Sunday, September 15, 2013

Big boys, big toys

After many years of diving deep into social theory and psychoanalysis, I feel that I have re-emerged at the other side of simplicity. So many things in life are simple. Never simple the way they explain to you though. Let's illustrate this with a couple of real-life examples.
Two recent events made a click somewhere in my brain. First, Tokyo winning a bid to stage Olympic games 100 miles from a leaking nuclear reactor on the seashore in a seismic zone. Second, the USA's manic sword-flailing in Syria. In both cases, the course of action pushed on by presumably responsible and educated grown-up men is not dangerous and destructive, but also counter-intuitive, counter-logical and irrational. In fact, the word that lends itself the best here is satanic. Knowingly putting lives and livelihoods of millions of people in harm's way sure can't come across as anything but that.
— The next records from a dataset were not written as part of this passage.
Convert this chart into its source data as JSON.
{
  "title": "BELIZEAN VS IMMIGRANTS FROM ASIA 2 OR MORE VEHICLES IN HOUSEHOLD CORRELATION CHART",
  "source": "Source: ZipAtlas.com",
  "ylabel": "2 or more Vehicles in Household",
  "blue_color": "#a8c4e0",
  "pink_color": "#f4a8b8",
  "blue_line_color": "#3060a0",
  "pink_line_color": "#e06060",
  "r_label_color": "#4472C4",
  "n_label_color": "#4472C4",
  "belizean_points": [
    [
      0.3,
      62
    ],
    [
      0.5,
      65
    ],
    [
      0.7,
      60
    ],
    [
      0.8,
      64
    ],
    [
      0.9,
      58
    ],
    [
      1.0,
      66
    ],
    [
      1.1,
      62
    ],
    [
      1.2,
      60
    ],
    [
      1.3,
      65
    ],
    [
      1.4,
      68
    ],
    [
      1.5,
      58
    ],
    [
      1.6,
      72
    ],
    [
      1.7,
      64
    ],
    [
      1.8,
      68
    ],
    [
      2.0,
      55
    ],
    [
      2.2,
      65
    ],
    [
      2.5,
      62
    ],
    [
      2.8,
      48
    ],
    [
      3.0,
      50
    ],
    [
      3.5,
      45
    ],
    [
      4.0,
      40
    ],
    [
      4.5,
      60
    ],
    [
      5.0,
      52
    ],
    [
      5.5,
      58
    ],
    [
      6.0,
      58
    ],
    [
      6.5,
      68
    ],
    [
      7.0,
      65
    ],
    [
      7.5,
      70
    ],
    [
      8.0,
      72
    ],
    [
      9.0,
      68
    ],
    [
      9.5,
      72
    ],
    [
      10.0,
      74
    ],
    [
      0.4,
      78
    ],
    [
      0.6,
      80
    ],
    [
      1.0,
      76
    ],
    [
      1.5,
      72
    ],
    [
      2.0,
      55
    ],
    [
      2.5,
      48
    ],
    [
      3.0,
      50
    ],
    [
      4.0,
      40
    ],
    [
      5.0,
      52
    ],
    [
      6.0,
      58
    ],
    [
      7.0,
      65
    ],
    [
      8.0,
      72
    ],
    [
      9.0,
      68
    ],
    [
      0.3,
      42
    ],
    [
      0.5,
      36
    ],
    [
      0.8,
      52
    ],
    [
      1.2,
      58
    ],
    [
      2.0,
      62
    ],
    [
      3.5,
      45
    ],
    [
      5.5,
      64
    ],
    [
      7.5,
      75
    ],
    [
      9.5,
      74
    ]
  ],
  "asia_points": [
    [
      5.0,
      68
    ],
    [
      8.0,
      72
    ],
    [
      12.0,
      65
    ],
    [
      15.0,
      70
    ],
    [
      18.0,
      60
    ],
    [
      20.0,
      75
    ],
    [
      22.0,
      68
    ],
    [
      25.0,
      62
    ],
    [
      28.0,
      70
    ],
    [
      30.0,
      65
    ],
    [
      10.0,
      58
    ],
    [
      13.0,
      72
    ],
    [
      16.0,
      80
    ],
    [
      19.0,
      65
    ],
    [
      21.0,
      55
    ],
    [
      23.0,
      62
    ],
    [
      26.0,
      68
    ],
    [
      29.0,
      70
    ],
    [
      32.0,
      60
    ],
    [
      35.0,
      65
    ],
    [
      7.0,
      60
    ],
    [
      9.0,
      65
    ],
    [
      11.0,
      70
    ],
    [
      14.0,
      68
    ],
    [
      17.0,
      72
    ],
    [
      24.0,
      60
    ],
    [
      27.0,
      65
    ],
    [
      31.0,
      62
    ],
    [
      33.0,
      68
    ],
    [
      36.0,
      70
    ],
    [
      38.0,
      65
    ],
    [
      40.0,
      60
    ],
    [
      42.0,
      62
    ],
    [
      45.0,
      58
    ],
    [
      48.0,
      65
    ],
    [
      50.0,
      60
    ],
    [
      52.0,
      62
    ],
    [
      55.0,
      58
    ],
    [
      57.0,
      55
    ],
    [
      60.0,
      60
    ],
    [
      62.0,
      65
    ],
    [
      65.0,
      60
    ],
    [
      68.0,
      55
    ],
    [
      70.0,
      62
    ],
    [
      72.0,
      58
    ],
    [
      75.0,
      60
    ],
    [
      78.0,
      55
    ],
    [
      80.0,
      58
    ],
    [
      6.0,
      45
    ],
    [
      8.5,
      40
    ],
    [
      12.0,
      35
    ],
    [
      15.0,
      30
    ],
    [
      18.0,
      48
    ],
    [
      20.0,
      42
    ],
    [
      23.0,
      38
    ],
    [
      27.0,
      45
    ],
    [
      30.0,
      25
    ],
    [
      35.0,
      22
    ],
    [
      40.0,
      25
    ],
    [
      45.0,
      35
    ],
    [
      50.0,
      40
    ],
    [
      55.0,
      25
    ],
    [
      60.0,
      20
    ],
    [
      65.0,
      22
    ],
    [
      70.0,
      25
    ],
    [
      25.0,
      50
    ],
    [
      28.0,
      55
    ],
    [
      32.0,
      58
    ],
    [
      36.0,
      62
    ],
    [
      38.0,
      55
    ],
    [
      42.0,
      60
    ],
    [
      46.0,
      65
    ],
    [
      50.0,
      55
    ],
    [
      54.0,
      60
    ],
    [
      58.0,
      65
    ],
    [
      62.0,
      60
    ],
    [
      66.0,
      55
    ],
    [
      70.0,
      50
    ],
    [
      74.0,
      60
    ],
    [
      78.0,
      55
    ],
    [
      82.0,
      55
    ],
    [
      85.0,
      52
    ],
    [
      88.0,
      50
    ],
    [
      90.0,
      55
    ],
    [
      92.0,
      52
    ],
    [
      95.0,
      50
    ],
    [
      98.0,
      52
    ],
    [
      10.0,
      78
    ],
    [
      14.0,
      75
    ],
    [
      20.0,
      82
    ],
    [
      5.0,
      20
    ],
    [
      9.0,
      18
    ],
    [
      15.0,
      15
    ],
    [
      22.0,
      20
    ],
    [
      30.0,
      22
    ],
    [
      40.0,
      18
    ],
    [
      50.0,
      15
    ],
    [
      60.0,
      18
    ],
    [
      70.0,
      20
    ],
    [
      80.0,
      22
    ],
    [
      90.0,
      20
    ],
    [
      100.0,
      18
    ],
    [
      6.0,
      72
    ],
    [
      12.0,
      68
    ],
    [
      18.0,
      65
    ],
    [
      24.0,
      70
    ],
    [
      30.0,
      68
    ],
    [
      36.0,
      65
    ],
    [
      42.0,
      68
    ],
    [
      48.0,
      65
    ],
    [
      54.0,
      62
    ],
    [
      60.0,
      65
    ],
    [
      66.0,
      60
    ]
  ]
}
I am not using "satanic" for the sake of a mere hyperbole though. Psychoanalytically, "satanic" implies coming from the Shadow aspect, which all humans have. In fact, it's part and parcel of who we are, albeit mostly unbeknownst to most of us. To what extent we are aware of it and to what extent we are able not to act on it, is in many ways dependent on the pressure society and culture put on us (Freud 1923). Empathy is one of those socially constructed personality traits. Children need to be taught empathy in a certain time window, lest they grow up to be inconsiderate and cruel. 

However, it is hardly ever perfect, the extent of the empathic function of the mind varies from individual to individual and is prone to  variation. Given a chance to be inconsiderate or cruel, most earthlings would act on their Shadow impulses. (When given free reign, earthlings go out of hand). Once empathy-free or empathy-light children grow up to occupy positions in power, especially unaccountable power, such as the top echelons of government, army or business, they  will  do exactly that: only this  time they won't tear fly's wings or torture a kitten, but choose a phallic display of power or a huge vanity project at the expense of  everyone else's good.

Although, for understandable reasons, we see mostly men doing that, the glass-ceiling-smashing career effort turns women into exactly that too, so these days we never run out of examples like Hilary Clinton, Christine Lagarde, Condoleeza Rice, or Dilma Roussef presiding matter-of-fact-like over mayhem and havoc.